Maintaining centers like this is Ireland’s evolving technological infrastructure, another factor giving Ireland the edge over locations like Eastern Europe. And doing its part is another successful government project--the Digital Hub. Established in 2000, the hub is a nine-acre site near Dublin geared toward digital media research and enterprise. Noteworthy members include MIT’s media lab, which explores new uses of technology. In conjunction, Dublin’s budget now includes a 20% percent tax credit for investments in R&D.

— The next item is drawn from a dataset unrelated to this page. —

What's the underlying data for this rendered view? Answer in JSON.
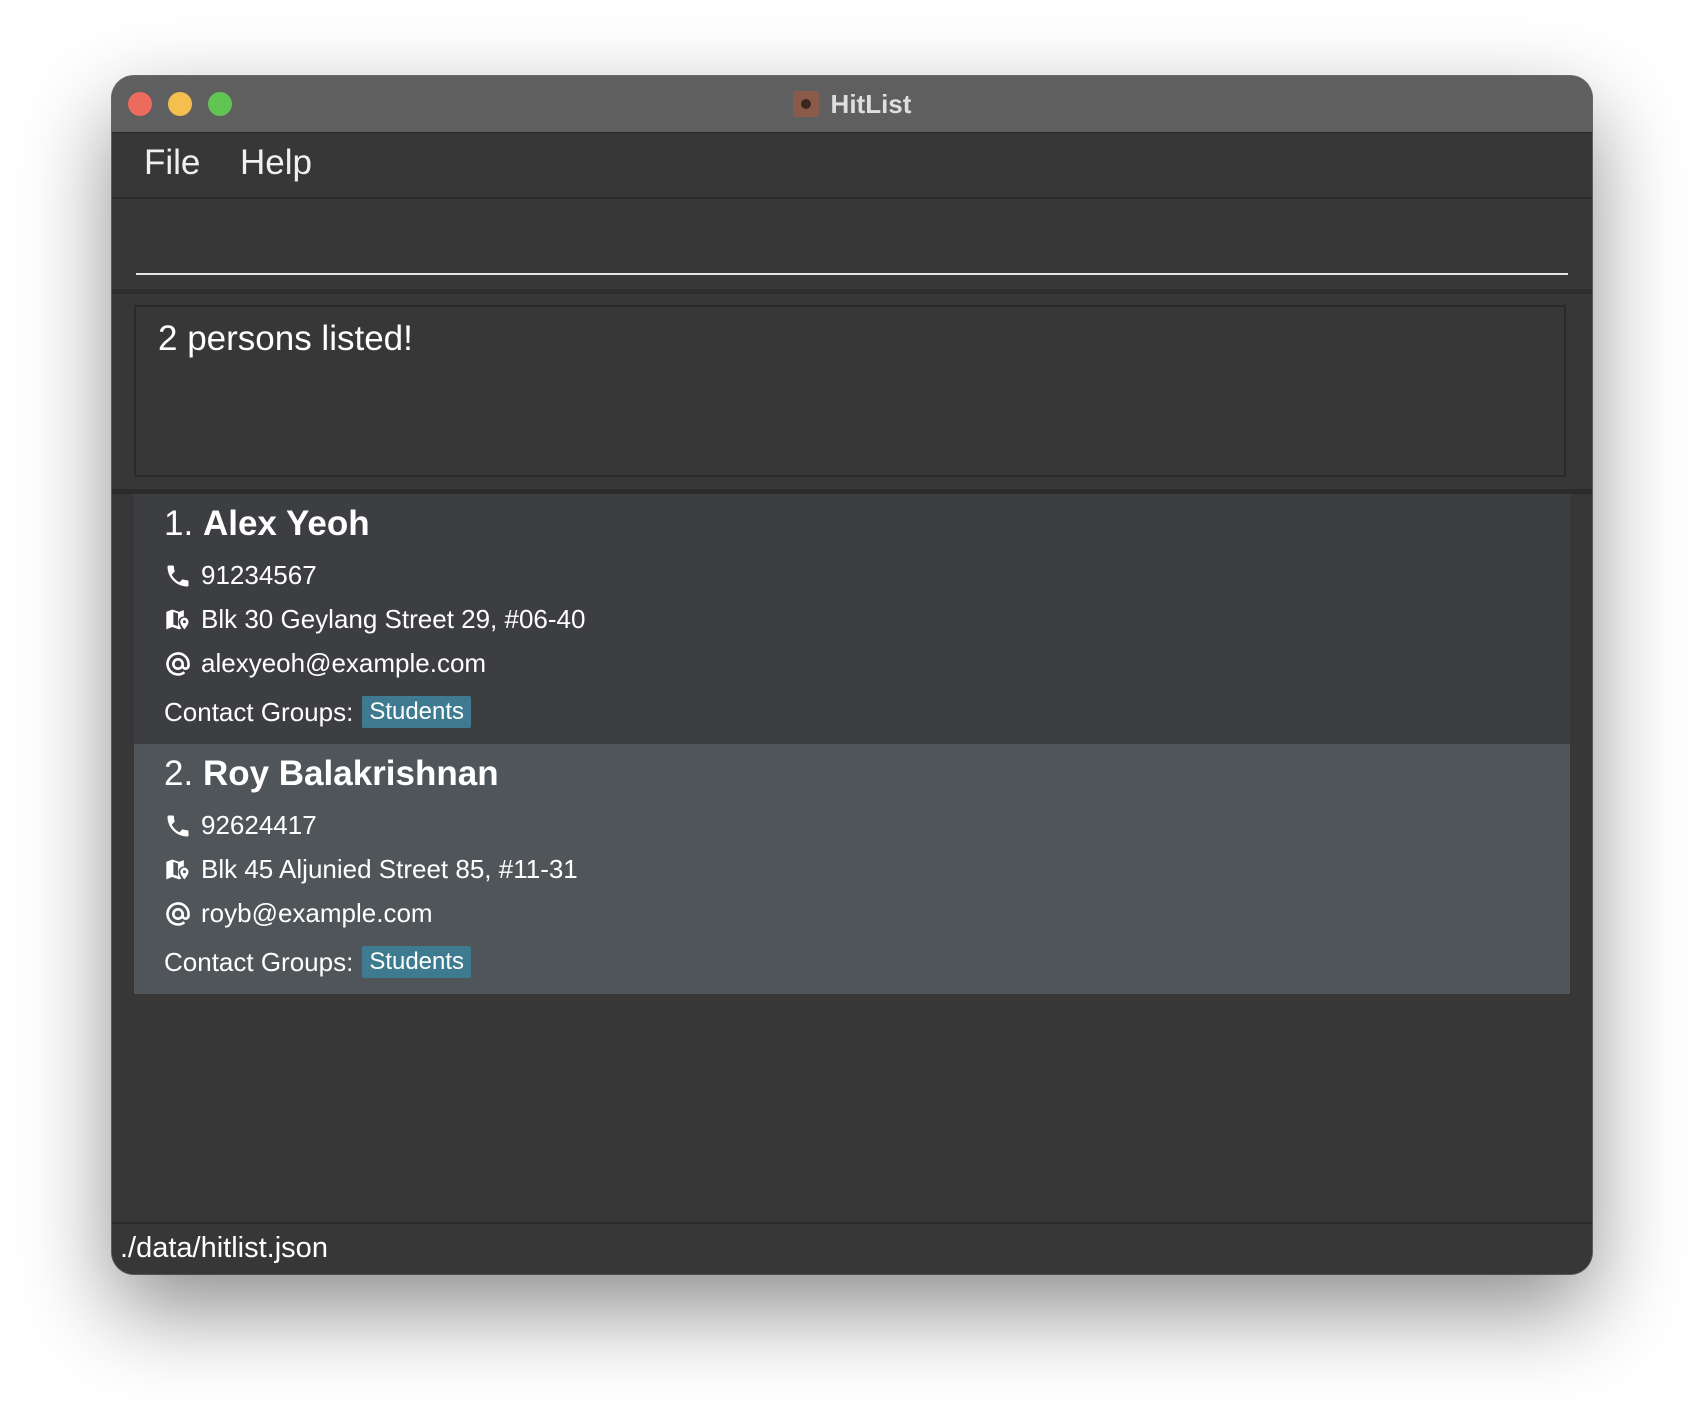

The Dublin tax credit is one example of the favorable tax treatment toward intellectual property (IP). There are many accommodative policies for IP from scientific research to copyrights. To become a premier knowledge-based economy, this value-added sector is important. Tapping into the country’s base of well-educated, technically-focused youth will only breed innovation. The development of home-grown Irish industry will loosen an over- reliance on foreign investment.
To facilitate more IP creation is a growth in venture capital. As post-dot com bust concerns eased, Ireland has been a large recipient. For 2006, Ireland’s venture capital investment was up 13 % while the rest of Europe suffered losses. Government projects like the National Technology Park in Limerick do their part. Partnering with the University of Limerick, part of the Park’s task is to assist companies in the search for capital.
The government has been able to maintain fiscal responsibility while taking on these new initiatives. Even with their low tax rates, they’ve managed to keep away from excessive financing through government debt. The debt to GDP ratio stands at only 25%. Looking at the EU average of 70%, it’s very low.
Looking to the future, challenges remain. With Ireland’s explosive growth, the EU took notice. Subsidies have stopped their significant inflow. And with the admittance of the poorer Eastern European countries, Ireland may have to give back. Low corporate tax rates are also being eyed. Irish politicians must defend this policy aggressively. Too large of an increase may scare off current FDI along with prospects. Alarming changes may overshadow Ireland’s other differential advantages.